21 décembre 2015 / 11:35 / il y a 2 ans

BOURSE-PSA se distingue en 2015, marges et M&A dans tous les esprits

* PSA meilleure performance du CAC 40 en 2015, juste devant Renault

* L'action a pris près de 60% depuis le début de l'année

* Le marché salue un redressement financier plus rapide que prévu

* Prochaine étape: retour du débat sur les options M&A du groupe

par Gilles Guillaume et Alexandre Boksenbaum-Granier

PARIS, 21 décembre (Reuters) - PSA Peugeot Citroën est parti pour signer en 2015 la meilleure performance de l'indice CAC 40, le marché anticipant un redressement plus rapide que prévu de la situation financière du groupe et son corollaire: le réexamen par le constructeur de ses options en matière d'alliance.

Lundi midi, l'action PSA affiche une progression de 59,7% depuis le début d'une année marquée par le retour du titre au sein de l'indice vedette parisien. Sur l'ensemble de 2014, l'action avait déjà gagné près de 23%.

Renault, qui bénéficie également de l'amélioration du marché automobile européen, vient en deuxième position avec une performance de +55% depuis janvier.

Graphique comparant PSA à Renault, au CAC 40 et au secteur auto européen depuis le redressement du groupe fin 2012 :

bit.ly/1NZyfND

Graphique sur l'évolution de l'action/CAC 40 depuis 5 ans :

bit.ly/1Ya0PH5

"PSA est revenu rapidement dans la course au cours des 18 derniers mois et est devenu le constructeur automobile généraliste le plus rentable", commente Bernstein dans une note consacrée à la stratégie de marques du groupe. "Nous pensons que la profitabilité peut rester solide tout au long de 2016 et 2017."

Le groupe sochalien, acculé financièrement en 2012, a renoué pour la première fois depuis quatre ans avec un bénéfice net au premier semestre. Il a également affiché un free cash flow opérationnel au plus haut depuis plus de dix ans et une marge opérationnelle de l'automobile à 5,02%.

"On est dans un métier de coûts fixes et de volume, donc si les volumes repartent et que la société a rendu son organisation industrielle plus efficiente, elle va pouvoir dégager plus de résultats que par le passé", explique Joffrey Ouafqa, gérant chez Auris Gestion Privée, soulignant au passage que la forte reprise du titre est aussi liée à sa débâcle passée.

Lundi, dans le quotidien les Echos, le directeur de la production, Yann Vincent, a précisé que PSA avait produit cette année davantage que prévu en Europe, repassant la barre des 1,8 million de véhicules, un niveau inédit depuis 2011.
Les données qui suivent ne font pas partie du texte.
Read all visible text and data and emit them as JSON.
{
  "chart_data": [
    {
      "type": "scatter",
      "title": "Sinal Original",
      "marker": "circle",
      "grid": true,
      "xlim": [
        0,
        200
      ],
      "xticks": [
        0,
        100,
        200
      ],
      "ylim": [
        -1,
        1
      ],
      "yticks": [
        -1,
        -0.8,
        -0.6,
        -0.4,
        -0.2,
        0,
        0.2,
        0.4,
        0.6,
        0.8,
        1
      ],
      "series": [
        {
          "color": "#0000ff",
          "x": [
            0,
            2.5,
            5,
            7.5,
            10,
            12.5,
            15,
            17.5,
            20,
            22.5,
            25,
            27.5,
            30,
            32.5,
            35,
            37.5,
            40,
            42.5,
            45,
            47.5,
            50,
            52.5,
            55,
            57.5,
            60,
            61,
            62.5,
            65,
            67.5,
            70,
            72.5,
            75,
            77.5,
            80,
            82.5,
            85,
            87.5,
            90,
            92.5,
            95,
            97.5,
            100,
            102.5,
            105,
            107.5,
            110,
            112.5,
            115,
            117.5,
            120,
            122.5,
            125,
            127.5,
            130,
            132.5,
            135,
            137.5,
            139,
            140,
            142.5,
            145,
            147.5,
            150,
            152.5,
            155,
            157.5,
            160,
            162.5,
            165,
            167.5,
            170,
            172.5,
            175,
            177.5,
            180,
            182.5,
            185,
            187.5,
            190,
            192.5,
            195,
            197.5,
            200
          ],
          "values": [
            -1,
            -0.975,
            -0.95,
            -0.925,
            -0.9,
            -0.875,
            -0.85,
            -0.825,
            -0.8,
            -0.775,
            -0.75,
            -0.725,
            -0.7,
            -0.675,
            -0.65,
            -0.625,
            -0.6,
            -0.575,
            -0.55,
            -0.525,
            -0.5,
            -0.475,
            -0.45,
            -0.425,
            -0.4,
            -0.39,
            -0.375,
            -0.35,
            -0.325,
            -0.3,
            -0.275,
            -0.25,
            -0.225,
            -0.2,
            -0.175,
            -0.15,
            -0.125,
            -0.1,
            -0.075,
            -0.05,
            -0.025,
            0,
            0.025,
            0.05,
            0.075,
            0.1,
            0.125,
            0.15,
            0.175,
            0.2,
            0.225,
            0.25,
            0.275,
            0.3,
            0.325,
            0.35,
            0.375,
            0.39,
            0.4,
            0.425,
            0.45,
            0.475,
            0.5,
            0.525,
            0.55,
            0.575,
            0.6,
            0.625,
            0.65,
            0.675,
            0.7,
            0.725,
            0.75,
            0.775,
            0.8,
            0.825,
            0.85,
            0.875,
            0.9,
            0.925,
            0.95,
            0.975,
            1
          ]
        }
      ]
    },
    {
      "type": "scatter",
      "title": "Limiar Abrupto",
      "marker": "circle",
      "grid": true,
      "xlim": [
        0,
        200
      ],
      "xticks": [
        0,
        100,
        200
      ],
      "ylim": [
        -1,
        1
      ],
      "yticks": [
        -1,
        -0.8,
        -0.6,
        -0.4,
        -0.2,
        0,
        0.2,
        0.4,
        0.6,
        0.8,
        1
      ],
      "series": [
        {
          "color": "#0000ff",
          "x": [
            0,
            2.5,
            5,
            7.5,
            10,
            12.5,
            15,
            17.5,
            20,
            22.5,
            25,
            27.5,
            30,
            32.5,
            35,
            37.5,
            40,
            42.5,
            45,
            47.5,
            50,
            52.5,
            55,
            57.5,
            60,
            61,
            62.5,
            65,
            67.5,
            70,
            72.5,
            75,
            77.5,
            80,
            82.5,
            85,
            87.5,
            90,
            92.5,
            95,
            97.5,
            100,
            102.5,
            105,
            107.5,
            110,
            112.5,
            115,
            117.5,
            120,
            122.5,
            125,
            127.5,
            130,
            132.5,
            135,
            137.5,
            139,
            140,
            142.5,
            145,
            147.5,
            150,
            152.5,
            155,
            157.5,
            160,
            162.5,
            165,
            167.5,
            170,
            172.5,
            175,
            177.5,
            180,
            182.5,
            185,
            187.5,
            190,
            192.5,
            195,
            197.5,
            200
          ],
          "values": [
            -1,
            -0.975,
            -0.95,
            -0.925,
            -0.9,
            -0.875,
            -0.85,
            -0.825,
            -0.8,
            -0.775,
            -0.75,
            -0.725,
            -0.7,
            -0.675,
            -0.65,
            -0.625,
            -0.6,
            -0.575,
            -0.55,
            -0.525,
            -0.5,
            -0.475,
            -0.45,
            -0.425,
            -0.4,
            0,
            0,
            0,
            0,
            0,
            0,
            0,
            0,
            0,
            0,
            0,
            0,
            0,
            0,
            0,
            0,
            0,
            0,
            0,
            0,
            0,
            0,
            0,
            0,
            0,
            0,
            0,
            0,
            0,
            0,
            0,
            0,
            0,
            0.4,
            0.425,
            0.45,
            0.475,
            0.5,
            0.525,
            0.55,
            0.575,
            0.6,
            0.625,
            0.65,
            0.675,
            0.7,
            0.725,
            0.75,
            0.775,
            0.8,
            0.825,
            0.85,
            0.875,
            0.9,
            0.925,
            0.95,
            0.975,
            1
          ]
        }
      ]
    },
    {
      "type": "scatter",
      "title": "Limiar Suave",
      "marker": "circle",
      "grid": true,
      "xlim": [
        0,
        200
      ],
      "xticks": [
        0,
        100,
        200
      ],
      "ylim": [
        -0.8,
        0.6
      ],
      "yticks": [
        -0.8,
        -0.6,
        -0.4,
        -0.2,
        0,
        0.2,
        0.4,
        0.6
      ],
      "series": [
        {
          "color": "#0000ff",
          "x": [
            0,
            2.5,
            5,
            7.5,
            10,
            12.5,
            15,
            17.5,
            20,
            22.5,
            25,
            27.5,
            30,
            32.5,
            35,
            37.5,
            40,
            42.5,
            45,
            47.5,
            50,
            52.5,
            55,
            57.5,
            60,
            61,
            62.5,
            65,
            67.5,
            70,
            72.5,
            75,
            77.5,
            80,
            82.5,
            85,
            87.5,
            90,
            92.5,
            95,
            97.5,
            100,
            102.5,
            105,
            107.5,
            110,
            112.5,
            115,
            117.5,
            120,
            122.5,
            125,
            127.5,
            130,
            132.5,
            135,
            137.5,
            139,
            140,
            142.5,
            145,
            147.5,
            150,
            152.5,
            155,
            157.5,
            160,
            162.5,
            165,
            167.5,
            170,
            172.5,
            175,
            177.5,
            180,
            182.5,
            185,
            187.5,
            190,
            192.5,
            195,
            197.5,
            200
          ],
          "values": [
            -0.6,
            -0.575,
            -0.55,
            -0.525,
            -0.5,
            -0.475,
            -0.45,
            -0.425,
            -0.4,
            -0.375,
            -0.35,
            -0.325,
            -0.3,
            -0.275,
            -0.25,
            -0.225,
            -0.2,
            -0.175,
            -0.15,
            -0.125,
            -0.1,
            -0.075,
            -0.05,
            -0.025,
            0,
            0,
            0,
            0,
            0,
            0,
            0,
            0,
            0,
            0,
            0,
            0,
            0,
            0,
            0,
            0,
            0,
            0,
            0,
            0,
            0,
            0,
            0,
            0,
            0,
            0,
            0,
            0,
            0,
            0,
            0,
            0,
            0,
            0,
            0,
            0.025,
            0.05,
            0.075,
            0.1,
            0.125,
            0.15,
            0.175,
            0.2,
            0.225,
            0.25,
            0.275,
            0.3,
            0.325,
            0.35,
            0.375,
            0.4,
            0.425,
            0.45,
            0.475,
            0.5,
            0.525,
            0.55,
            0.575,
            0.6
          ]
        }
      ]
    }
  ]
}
La direction de PSA se garde toutefois de crier victoire, même si les objectifs financiers du plan stratégique en cours ont d'ores et déjà été dépassés au premier semestre. L'horizon officiel du plan "Back in the Race" reste toutefois fixé à 2018.

Le constructeur doit publier ses ventes mondiales 2015 le 12 janvier et ses résultats annuels le 24 février.

COURSE AU GIGANTISME

Carlos Tavares, président du directoire, ménage le suspense en répétant qu'il faut attendre que le redressement du groupe soit achevé pour envisager les étapes stratégiques suivantes.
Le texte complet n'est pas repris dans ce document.